Is harukaon/message-injector safe?

https://github.com/openclaw/skills/tree/main/skills/harukaon/message-injector

77
CAUTION

harukaon/message-injector is a technically clean plugin with no malware, no exfiltration code, no install-time attacks, and intact canary files. However, its core design — injecting arbitrary, unstoppable text into every agent message across all channels — makes it an inherently high-risk primitive: the tool itself is the attack surface. While the current prependText examples are benign, any compromise of the OpenClaw config file (via admin access, another malicious skill, or social engineering) instantly converts this plugin into a persistent, agent-wide prompt injection vector with no per-message indication to users.

Category Scores

Prompt Injection 52/100 · 30%
Data Exfiltration 92/100 · 25%
Code Execution 83/100 · 20%
Clone Behavior 90/100 · 10%
Canary Integrity 100/100 · 10%
Behavioral Reasoning 53/100 · 5%

Findings (6)

HIGH Core mechanism is an unstoppable per-message prompt injector -35

The plugin's entire purpose is to prepend arbitrary text to every user message before the agent processes it. The SKILL.md explicitly states this operates at 'the Gateway level' and 'the agent cannot skip or ignore it.' Any text including adversarial instructions can be placed in prependText with no content validation. This is prompt injection as a feature, not a bug.

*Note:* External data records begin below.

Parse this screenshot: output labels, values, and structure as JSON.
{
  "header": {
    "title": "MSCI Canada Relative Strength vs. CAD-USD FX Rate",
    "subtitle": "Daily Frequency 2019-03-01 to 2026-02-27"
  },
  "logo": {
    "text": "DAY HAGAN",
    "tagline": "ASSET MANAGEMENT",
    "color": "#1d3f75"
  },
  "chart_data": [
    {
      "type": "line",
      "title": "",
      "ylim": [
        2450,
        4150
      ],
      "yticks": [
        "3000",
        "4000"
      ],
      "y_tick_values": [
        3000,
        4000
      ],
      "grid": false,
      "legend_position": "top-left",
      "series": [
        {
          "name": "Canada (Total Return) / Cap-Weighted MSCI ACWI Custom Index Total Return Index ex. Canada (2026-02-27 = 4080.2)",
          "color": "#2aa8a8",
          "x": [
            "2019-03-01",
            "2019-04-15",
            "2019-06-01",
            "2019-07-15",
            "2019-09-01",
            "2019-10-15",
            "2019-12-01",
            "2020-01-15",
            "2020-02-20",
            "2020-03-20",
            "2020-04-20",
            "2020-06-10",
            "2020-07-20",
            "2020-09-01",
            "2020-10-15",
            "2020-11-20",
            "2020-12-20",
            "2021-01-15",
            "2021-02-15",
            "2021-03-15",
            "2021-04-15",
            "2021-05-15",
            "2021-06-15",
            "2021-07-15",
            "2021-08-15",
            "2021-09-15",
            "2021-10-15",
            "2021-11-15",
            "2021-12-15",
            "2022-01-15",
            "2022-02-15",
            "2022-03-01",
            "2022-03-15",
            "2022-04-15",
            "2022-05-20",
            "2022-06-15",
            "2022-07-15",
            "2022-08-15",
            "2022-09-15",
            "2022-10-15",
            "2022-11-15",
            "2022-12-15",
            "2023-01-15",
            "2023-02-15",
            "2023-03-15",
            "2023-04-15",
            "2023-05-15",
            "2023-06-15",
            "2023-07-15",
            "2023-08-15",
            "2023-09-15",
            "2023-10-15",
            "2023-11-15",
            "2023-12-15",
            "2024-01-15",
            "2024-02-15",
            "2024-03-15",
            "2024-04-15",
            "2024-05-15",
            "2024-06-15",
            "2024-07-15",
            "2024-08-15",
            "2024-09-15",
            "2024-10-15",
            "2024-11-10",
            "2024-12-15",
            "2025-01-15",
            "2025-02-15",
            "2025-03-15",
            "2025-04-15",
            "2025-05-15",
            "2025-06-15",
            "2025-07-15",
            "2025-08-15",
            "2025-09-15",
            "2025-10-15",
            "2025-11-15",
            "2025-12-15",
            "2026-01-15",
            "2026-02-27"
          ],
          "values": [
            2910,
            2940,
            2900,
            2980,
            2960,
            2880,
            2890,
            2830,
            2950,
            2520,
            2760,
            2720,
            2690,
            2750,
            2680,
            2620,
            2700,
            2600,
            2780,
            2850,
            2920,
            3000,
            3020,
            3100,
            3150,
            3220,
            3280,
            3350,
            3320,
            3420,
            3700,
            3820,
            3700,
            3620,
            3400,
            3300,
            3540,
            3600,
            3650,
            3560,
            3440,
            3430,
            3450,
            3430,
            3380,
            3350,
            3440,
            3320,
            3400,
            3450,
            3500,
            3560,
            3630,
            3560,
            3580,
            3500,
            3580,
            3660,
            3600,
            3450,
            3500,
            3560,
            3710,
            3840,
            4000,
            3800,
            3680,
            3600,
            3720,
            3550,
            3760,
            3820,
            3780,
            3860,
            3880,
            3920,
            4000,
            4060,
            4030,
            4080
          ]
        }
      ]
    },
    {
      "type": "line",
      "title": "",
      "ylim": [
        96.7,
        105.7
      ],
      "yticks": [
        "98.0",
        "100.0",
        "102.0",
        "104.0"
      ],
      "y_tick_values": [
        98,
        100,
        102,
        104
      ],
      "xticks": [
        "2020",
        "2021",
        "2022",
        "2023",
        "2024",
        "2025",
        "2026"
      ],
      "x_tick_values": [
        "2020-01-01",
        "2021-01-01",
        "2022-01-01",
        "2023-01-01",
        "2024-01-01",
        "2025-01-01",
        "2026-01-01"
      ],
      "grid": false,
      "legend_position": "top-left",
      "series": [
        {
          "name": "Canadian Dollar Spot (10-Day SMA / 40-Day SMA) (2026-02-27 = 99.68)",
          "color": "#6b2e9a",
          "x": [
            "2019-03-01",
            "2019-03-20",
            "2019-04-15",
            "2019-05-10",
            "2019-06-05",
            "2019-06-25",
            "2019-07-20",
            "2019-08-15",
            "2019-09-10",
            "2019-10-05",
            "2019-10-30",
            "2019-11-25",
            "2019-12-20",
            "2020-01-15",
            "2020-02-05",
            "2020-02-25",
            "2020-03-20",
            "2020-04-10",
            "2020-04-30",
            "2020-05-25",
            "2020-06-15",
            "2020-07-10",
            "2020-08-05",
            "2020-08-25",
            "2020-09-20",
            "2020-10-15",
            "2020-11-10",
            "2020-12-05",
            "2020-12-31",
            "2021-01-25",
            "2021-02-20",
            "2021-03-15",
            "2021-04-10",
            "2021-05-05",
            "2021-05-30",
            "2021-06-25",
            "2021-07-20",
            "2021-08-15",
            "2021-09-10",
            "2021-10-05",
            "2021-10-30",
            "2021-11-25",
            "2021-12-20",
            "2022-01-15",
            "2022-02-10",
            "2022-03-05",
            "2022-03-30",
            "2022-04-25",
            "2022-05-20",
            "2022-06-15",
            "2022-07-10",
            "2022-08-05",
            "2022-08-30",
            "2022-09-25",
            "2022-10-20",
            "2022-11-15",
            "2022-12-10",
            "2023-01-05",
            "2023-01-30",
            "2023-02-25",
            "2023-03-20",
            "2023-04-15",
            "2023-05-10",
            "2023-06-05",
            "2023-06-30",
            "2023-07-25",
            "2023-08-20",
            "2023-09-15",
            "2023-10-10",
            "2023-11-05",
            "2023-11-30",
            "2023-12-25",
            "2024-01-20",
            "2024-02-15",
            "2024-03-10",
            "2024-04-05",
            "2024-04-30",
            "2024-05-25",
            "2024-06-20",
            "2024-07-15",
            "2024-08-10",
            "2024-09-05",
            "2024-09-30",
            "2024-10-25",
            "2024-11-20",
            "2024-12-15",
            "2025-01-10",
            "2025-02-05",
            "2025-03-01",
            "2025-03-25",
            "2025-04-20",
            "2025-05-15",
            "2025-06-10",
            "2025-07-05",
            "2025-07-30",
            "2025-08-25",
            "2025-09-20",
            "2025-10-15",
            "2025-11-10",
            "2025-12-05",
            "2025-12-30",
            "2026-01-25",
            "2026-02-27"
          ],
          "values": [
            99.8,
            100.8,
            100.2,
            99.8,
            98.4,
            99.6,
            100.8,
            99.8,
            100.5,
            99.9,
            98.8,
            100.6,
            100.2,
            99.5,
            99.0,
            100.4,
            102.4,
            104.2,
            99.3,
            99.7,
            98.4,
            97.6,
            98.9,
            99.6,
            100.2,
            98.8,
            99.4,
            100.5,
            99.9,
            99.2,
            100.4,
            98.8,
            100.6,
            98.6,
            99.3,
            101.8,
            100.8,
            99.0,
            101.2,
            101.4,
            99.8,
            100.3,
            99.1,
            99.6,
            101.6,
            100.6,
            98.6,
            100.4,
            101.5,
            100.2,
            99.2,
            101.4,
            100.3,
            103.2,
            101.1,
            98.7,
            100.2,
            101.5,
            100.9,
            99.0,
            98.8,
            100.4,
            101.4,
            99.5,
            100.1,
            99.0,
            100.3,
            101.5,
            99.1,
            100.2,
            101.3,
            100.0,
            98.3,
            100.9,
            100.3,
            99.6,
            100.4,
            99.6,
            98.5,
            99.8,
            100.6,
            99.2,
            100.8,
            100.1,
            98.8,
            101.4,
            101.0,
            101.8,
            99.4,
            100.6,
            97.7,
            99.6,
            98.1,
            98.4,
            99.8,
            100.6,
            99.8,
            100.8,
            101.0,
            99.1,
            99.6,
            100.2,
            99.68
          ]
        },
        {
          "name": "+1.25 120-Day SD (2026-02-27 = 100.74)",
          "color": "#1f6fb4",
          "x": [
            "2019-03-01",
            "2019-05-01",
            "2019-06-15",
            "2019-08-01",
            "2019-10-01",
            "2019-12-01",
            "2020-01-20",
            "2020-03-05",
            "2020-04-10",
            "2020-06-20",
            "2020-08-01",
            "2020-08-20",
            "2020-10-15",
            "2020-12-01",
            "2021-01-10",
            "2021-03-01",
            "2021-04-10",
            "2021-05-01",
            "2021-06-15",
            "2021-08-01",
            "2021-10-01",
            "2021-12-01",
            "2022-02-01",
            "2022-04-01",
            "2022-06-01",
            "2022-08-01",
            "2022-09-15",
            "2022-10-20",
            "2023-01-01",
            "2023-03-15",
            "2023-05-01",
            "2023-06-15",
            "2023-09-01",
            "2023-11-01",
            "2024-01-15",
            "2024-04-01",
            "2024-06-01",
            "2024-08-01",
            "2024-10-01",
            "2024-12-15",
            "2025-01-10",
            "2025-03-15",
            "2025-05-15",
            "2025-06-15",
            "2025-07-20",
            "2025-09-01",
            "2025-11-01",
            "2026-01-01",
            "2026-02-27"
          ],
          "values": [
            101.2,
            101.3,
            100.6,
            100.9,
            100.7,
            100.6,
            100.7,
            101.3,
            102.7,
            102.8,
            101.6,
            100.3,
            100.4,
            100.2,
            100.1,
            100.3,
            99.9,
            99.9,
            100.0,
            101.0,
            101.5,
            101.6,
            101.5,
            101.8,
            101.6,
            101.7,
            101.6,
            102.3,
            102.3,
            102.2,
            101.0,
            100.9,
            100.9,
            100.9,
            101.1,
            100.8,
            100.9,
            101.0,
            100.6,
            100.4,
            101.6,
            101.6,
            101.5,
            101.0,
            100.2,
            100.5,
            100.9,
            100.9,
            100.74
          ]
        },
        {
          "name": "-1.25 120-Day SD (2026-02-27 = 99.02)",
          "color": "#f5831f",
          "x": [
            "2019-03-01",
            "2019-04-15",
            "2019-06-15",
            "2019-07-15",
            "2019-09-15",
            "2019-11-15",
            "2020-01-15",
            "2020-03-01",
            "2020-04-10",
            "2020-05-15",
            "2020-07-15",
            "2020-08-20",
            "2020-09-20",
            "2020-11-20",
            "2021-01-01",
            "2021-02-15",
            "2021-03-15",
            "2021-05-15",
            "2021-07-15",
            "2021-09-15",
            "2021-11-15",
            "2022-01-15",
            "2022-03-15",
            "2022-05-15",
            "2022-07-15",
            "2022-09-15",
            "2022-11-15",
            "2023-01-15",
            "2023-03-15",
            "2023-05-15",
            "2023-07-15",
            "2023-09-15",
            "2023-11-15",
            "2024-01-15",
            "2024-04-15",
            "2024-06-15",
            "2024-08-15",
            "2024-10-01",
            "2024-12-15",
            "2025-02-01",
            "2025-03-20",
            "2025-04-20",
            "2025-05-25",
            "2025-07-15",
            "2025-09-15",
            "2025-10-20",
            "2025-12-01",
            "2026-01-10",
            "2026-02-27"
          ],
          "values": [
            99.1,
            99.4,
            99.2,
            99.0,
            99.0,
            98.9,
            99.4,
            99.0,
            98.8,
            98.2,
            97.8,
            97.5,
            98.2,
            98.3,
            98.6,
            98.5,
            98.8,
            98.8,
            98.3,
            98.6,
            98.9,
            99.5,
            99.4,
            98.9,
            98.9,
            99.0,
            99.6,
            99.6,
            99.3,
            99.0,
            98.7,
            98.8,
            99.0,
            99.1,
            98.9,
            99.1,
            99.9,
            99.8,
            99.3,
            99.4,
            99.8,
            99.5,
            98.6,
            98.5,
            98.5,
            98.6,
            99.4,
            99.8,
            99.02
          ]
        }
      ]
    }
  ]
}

MEDIUM prependText accepts arbitrary instructions with no sanitization -13

The plugin.json configSchema defines prependText as an unrestricted string. There is no allowlist, no length limit, no content policy, and no sanitization in index.ts. An operator or compromised config file can inject any instruction — including 'ignore all previous instructions', persona overrides, or data extraction directives — into every conversation.

MEDIUM Config-controlled amplifier: single compromise poisons all channels -30

Because the injected text applies to every turn across every channel (WebChat, Telegram, Slack), a single modification to openclaw.json — achievable through any admin access or supply-chain attack on config — would silently inject attacker-controlled instructions into 100% of agent interactions with no per-message visibility to users.

LOW TypeScript plugin hook runs on every conversation start -17

The plugin registers a before_agent_start hook that executes automatically on every new conversation. While the current code is benign (reads config, returns a string), this execution surface runs under the OpenClaw gateway process with its associated permissions on every user interaction.

LOW External repository reference in SKILL.md -8

SKILL.md links to https://github.com/Harukaon/openclaw-message-injector as 'Source Code.' This is a separate external repository not audited here. If an agent is instructed to fetch or execute from this URL, it bypasses the audited codebase. Current code does not fetch from this URL.

INFO GitHub connection during install is expected and appropriate 0

The git clone to 140.82.121.3:443 (github.com) is standard for the Oathe install process. Ubuntu infrastructure connections (185.125.x.x) were pre-existing before the install. No covert C2 or unexpected outbound connections were observed.